A couple of years ago, I shared the story of my son, Mark, age 12 at the time, who seemed to be showing an aptitude and inclination toward the field of engineering. He had just won his second Lego competition, this time Lego Robotics, at a summer camp. Mostly, I was wondering if I might have a future engineer on my hands.
Well, it's two years later, and the situation is definitely progressing. Today is the first day of engineering school for Mark. By his own choice, and without any of his friends in tow, he's decided to attend a STEM (Science Technology Engineering and Math) magnet high school in Tampa. There, as a student in the engineering curriculum, called Project Lead the Way, his freshman classes will include Introduction to Engineering and also Drafting, where, among other things, he'll be learning the ropes of AutoCAD and AutoDesk Inventor programs. Pretty cool stuff for ninth grade, huh? (OK, only the readers of Engineering News-Record might find that "cool.")
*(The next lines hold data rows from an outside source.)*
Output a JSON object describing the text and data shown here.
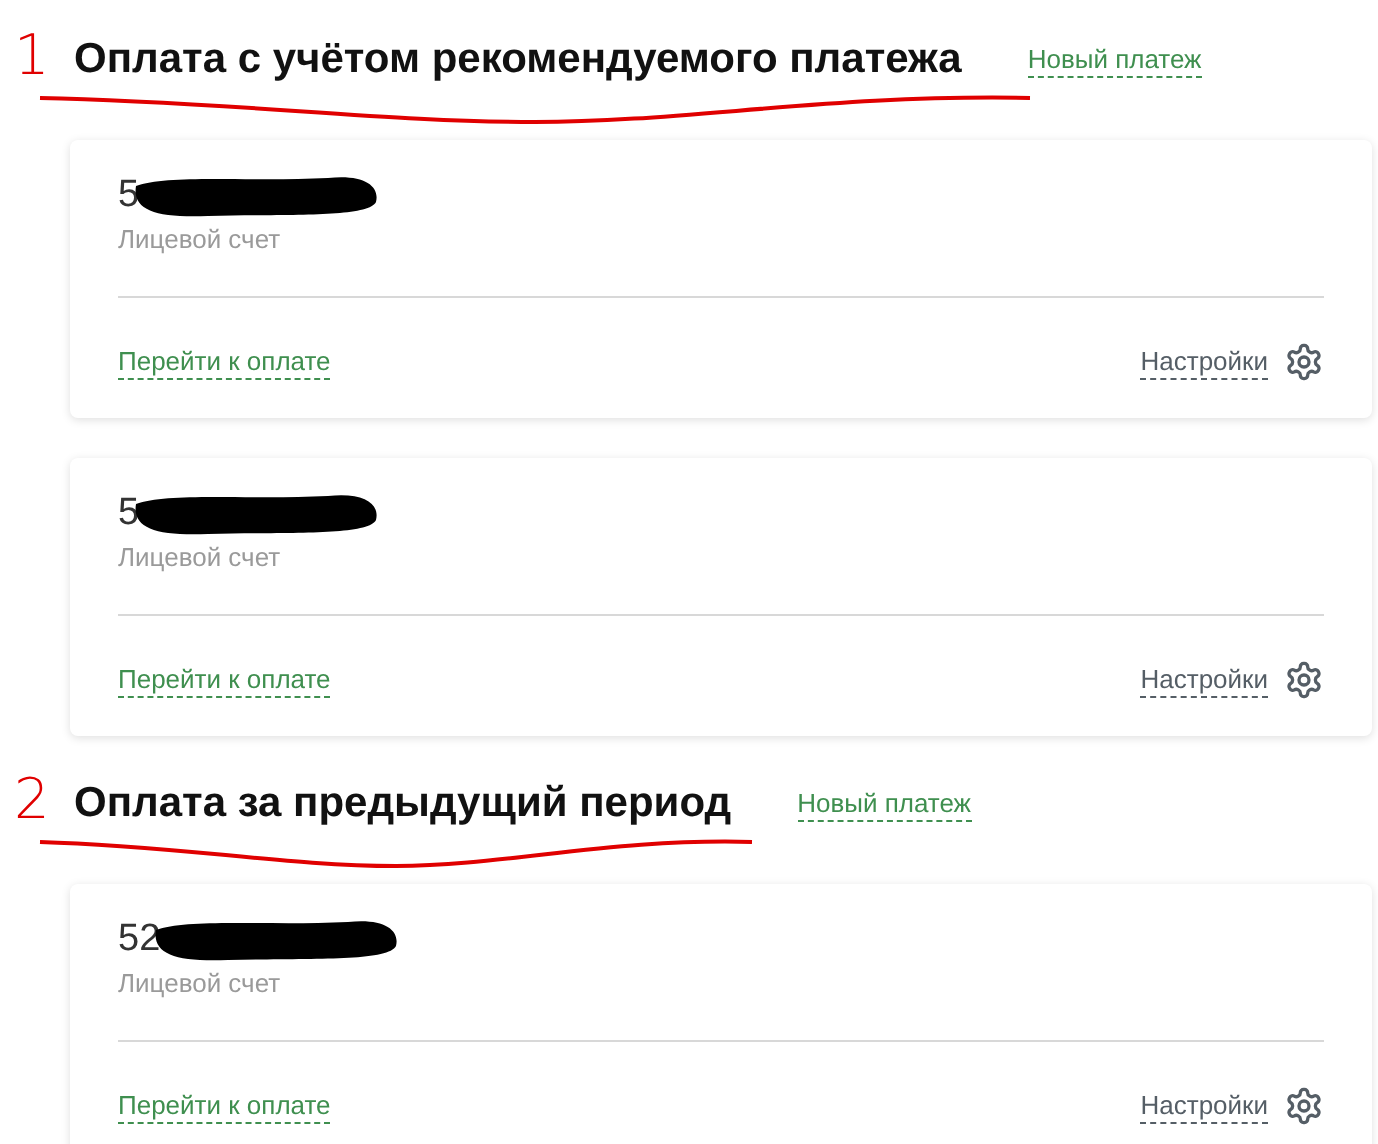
{
  "sections": [
    {
      "annotation": {
        "number": "1"
      },
      "title": "Оплата с учётом рекомендуемого платежа",
      "new_payment_link": "Новый платеж",
      "accounts": [
        {
          "number": "5",
          "redacted": true,
          "label": "Лицевой счет",
          "pay_link": "Перейти к оплате",
          "settings_link": "Настройки"
        },
        {
          "number": "5",
          "redacted": true,
          "label": "Лицевой счет",
          "pay_link": "Перейти к оплате",
          "settings_link": "Настройки"
        }
      ]
    },
    {
      "annotation": {
        "number": "2"
      },
      "title": "Оплата за предыдущий период",
      "new_payment_link": "Новый платеж",
      "accounts": [
        {
          "number": "52",
          "redacted": true,
          "label": "Лицевой счет",
          "pay_link": "Перейти к оплате",
          "settings_link": "Настройки"
        }
      ]
    }
  ]
}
As it turns out, Mark is especially lucky. The Tampa chapter of the ACE Mentor program has chosen Mark's school to get involved with, so it will be especially convenient for him to take part in this nationally recognized program. Not every kid naturally inclined toward a career path in the fields of architecture, construction or engineering gets such an opportunity placed immediately before them.
The school also has a nationally recognized Lego Robotics team -- well, actually, four teams (at least), including a newly formed all-girls team -- that recently made it to the semifinals of a national Robotics competition.
Learning about all of these opportunities that lie before Mark -- and all of the other kids attending this school -- naturally gives a parent a sense of optimism and excitement about the future. Which is a good thing these days.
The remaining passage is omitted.